On the topic of getting cold, you people tried Argon? I love it and a little 6 cu ft. bottle lasts me several dives. That with a good set of underwear (Weezle Extreme in my case) and I stay very warm on long dives in the NE.

Eric
 
Just read an ad for a product that you might find of interest. Company is called XCM and they now have a computer controled heating system for divers. In the UK it is distributed by Typhoon. Email address is:
http://www.typhoon-int.co.uk
Check them out it sounded interesting.
In the US it is distributed by DUI
Good luck and safe diving.
O2diver
 
Hi

Its the weasle undersuit. They need more air to to counteract the compression. Its a common complaint in the UK and we are diving in 8degreesC at this time of year.

Virtually everytime I hear someone talking about the weasle undersuits they say they need more air to keep warm. Incidentally the people who say they are great are those who use their drysuit for buoyancy (More air!!)

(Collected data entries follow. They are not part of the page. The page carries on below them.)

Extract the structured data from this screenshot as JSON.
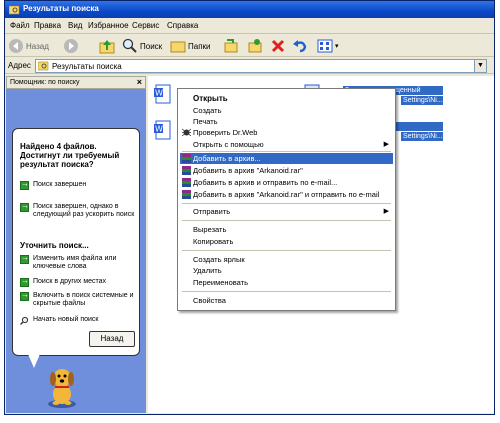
{
  "window": {
    "title": "Результаты поиска"
  },
  "menubar": {
    "items": [
      "Файл",
      "Правка",
      "Вид",
      "Избранное",
      "Сервис",
      "Справка"
    ]
  },
  "toolbar": {
    "back_label": "Назад",
    "search_label": "Поиск",
    "folders_label": "Папки"
  },
  "address": {
    "label": "Адрес",
    "value": "Результаты поиска"
  },
  "left_pane": {
    "header": "Помощник: по поиску",
    "close": "×",
    "question": "Найдено 4 файлов. Достигнут ли требуемый результат поиска?",
    "items_done": [
      "Поиск завершен",
      "Поиск завершен, однако в следующий раз ускорить поиск"
    ],
    "refine_heading": "Уточнить поиск...",
    "items_refine": [
      "Изменить имя файла или ключевые слова",
      "Поиск в других местах",
      "Включить в поиск системные и скрытые файлы"
    ],
    "new_search": "Начать новый поиск",
    "back_button": "Назад"
  },
  "files": [
    {
      "name_line1": "Занятие, посвященный",
      "name_line2": "Settings\\Ni..."
    },
    {
      "name_line1": "",
      "name_line2": "Settings\\Ni..."
    }
  ],
  "context_menu": {
    "items": [
      {
        "label": "Открыть",
        "bold": true
      },
      {
        "label": "Создать"
      },
      {
        "label": "Печать"
      },
      {
        "label": "Проверить Dr.Web",
        "icon": "drweb-icon"
      },
      {
        "label": "Открыть с помощью",
        "submenu": "▶"
      },
      {
        "label": "Добавить в архив...",
        "icon": "winrar-icon",
        "selected": true
      },
      {
        "label": "Добавить в архив \"Arkanoid.rar\"",
        "icon": "winrar-icon"
      },
      {
        "label": "Добавить в архив и отправить по e-mail...",
        "icon": "winrar-icon"
      },
      {
        "label": "Добавить в архив \"Arkanoid.rar\" и отправить по e-mail",
        "icon": "winrar-icon"
      },
      {
        "label": "Отправить",
        "submenu": "▶"
      },
      {
        "label": "Вырезать"
      },
      {
        "label": "Копировать"
      },
      {
        "label": "Создать ярлык"
      },
      {
        "label": "Удалить"
      },
      {
        "label": "Переименовать"
      },
      {
        "label": "Свойства"
      }
    ]
  },
  "colors": {
    "titlebar": "#0b49c8",
    "selection": "#316ac5",
    "left_pane_bg": "#6f8fdc"
  }
}
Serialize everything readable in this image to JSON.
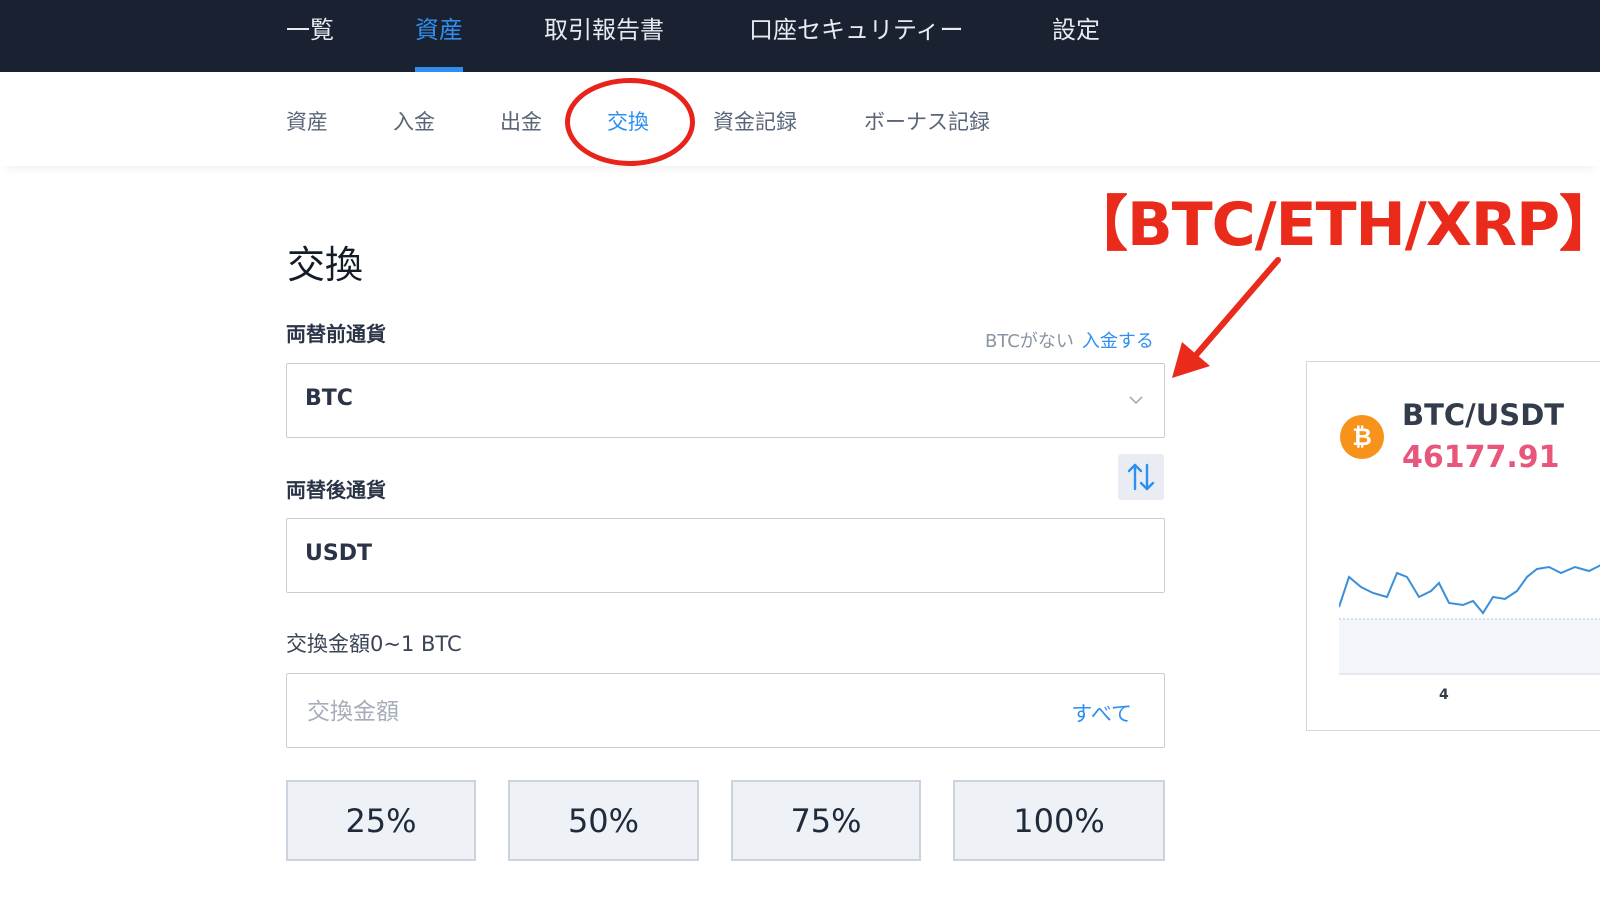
{
  "top_nav": {
    "tabs": [
      {
        "label": "一覧"
      },
      {
        "label": "資産"
      },
      {
        "label": "取引報告書"
      },
      {
        "label": "口座セキュリティー"
      },
      {
        "label": "設定"
      }
    ],
    "active": "資産"
  },
  "sub_nav": {
    "tabs": [
      {
        "label": "資産"
      },
      {
        "label": "入金"
      },
      {
        "label": "出金"
      },
      {
        "label": "交換"
      },
      {
        "label": "資金記録"
      },
      {
        "label": "ボーナス記録"
      }
    ],
    "active": "交換"
  },
  "annotation": {
    "text": "【BTC/ETH/XRP】",
    "color": "#ea2a1b"
  },
  "exchange": {
    "title": "交換",
    "from_label": "両替前通貨",
    "from_hint": "BTCがない",
    "from_hint_link": "入金する",
    "from_value": "BTC",
    "to_label": "両替後通貨",
    "to_value": "USDT",
    "amount_label": "交換金額0~1 BTC",
    "amount_placeholder": "交換金額",
    "all_label": "すべて",
    "percent_buttons": [
      "25%",
      "50%",
      "75%",
      "100%"
    ]
  },
  "ticker": {
    "pair": "BTC/USDT",
    "price": "46177.91",
    "coin_symbol": "₿",
    "x_tick": "4"
  },
  "colors": {
    "accent": "#2e8ff0",
    "nav_bg": "#1a2231",
    "price": "#e8567b",
    "btc_orange": "#f7931a"
  }
}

I wouldn't recommend adding more weight as that causes other problems so you could sell or return it and get an undersuit which is precompressed such as the DUI G400 (Type B thinsulate used in boots and designed for warmth when compressed) or a CBears Tricore (Type C thinsulate used in gloves etc. recommended by Othree under their neoprene suits) http://www.c-bear.co.uk/ap4.html

Also previous comments about headgear are spot on. Invest in a decent hood and perhaps drygloves.

Hope that helps

WL
 
... and if all else fails maybe try a rebreather. They generate warm, moist air when scrubbing the CO2 out of the gas. Not a perect solution, and the being cold isn't a great reason to dive one, but you will feel a difference.